Alzheimer's Disease Detection Using Comprehensive Analysis of Timed Up and Go Test via Kinect V.2 Camera and Machine Learning

• Published in: IEEE transactions on neural systems and rehabilitation engineering Vol. 30; pp. 1589 - 1600
• Main Authors: Seifallahi, Mahmoud, Mehraban, Afsoon Hasani, Galvin, James E., Ghoraani, Behnaz
• Format: Journal Article
• Language: English
• Published: United States IEEE 2022; The Institute of Electrical and Electronics Engineers, Inc. (IEEE)
• Subjects: Aged; Aging; Alzheimer Disease - diagnosis; Alzheimer's disease; Alzheimer’s disease (AD); Assessments; Balance; Cameras; Cognitive ability; Depression; Disease detection; Diseases; Feasibility studies; Feature extraction; Gait; Humans; Kinect V.2 camera; Learning algorithms; Legged locomotion; Low cost; Machine Learning; Neurodegenerative Diseases; Older people; Patients; Postural Balance; Quantitative analysis; Recording; Signal processing; Signs and symptoms; skeletal data; Statistical analysis; support vector machine (SVM); Support vector machines; Time and Motion Studies; timed up and go (TUG)

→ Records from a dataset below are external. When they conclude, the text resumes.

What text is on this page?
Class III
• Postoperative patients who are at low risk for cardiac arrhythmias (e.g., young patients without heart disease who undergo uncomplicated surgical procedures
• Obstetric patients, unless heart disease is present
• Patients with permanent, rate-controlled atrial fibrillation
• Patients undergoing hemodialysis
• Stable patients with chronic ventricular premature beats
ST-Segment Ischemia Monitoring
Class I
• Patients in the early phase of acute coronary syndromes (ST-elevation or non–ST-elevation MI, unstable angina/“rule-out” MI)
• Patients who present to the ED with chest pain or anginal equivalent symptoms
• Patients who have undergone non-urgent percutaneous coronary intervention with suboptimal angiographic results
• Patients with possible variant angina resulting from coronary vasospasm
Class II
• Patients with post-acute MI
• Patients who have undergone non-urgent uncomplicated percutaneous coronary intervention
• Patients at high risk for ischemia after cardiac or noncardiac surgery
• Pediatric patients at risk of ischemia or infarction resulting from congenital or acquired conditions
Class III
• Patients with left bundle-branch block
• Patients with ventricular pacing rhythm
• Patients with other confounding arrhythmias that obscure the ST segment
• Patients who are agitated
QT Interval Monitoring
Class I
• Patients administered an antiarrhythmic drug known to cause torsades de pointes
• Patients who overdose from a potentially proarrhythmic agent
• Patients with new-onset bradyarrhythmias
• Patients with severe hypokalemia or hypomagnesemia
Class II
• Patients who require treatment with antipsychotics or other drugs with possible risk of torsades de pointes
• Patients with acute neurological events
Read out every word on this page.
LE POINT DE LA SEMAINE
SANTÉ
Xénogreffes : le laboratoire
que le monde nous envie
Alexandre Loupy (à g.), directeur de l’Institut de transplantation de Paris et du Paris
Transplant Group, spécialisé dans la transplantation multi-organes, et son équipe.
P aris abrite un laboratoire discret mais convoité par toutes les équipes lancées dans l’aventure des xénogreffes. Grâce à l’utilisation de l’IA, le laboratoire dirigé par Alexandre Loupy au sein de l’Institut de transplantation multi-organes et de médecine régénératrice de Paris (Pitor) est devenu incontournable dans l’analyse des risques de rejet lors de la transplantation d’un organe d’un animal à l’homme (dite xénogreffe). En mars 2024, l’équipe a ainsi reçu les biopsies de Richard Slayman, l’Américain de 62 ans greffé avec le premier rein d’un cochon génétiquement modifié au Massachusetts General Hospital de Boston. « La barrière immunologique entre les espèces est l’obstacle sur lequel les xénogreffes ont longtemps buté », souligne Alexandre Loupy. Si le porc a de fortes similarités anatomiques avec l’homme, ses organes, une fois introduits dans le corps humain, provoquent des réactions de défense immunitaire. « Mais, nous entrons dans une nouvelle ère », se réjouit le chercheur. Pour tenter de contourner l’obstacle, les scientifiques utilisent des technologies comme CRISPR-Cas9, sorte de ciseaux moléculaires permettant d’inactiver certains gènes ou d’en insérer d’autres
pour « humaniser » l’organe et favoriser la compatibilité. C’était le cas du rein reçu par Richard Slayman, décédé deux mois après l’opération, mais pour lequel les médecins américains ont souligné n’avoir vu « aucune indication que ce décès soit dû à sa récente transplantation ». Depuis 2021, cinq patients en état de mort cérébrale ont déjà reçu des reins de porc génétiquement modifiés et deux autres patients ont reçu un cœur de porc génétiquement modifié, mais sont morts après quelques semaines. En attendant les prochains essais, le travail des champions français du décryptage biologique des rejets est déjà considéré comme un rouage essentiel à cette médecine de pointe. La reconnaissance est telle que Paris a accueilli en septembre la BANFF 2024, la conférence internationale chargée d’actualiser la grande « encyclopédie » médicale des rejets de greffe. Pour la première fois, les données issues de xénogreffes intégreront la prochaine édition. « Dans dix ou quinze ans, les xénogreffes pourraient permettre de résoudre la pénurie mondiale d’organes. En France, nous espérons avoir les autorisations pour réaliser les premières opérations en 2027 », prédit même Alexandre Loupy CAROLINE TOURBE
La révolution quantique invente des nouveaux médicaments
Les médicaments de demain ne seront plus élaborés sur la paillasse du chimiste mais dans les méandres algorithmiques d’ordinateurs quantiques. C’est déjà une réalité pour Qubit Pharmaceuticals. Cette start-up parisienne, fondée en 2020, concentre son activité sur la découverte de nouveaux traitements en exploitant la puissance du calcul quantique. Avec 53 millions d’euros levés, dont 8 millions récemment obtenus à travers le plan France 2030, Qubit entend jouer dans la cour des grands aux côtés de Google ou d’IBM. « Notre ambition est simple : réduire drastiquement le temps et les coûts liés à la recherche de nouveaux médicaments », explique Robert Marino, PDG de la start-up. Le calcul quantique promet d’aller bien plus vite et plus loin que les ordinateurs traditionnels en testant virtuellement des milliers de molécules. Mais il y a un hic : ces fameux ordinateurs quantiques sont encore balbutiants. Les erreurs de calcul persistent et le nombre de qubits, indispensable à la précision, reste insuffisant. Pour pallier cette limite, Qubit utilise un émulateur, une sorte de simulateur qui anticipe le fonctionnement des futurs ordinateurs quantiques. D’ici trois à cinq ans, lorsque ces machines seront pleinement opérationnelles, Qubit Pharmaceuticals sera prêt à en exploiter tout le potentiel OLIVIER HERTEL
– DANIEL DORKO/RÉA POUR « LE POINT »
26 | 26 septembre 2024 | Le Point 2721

• ISSN: 1534-4320; 1558-0210; 1558-0210
• DOI: 10.1109/TNSRE.2022.3181252

Alzheimer's disease (AD) is a progressive neurodegenerative disease affecting cognitive and functional abilities. However, many patients presume lower cognitive or functional abilities because of aging and do not undergo clinical assessments until the symptoms become too advanced. Developing a low-cost and easy-to-use AD detection tool, which can be used in any clinical or non-clinical setting, can enable widespread AD assessments and diagnosis. This paper investigated the feasibility of developing such a tool to detect AD vs. healthy control (HC) from a simple balance and walking assessment called the Timed Up and Go (TUG) test. We collected joint position data of 47 HC and 38 AD subjects as they performed TUG in front of a Kinect V.2 camera. Our signal processing and statistical analyses provided a comprehensive analysis of balance and gait with 12 significant features for discriminating AD from HC after adjusting for age and the Geriatric Depression Scale. Using these features and a support vector machine classifier, our model classified the two groups with an average accuracy of 97.75% and an F-score of 97.67% for five-fold cross-validation and 98.68% and 98.67% for leave-one-subject out cross-validation. These results demonstrate the potential of our approach as a new quantitative complementary tool for detecting AD among older adults. Our work is novel as it presents the first application of Kinect V.2 camera and machine learning to provide a comprehensive and quantitative analysis of the TUG test to detect AD patients from HC. This study supports the feasibility of developing a low-cost and convenient AD assessment tool that can be used during routine checkups or even at home; however, future investigations could confirm its clinical diagnostic value in a larger cohort.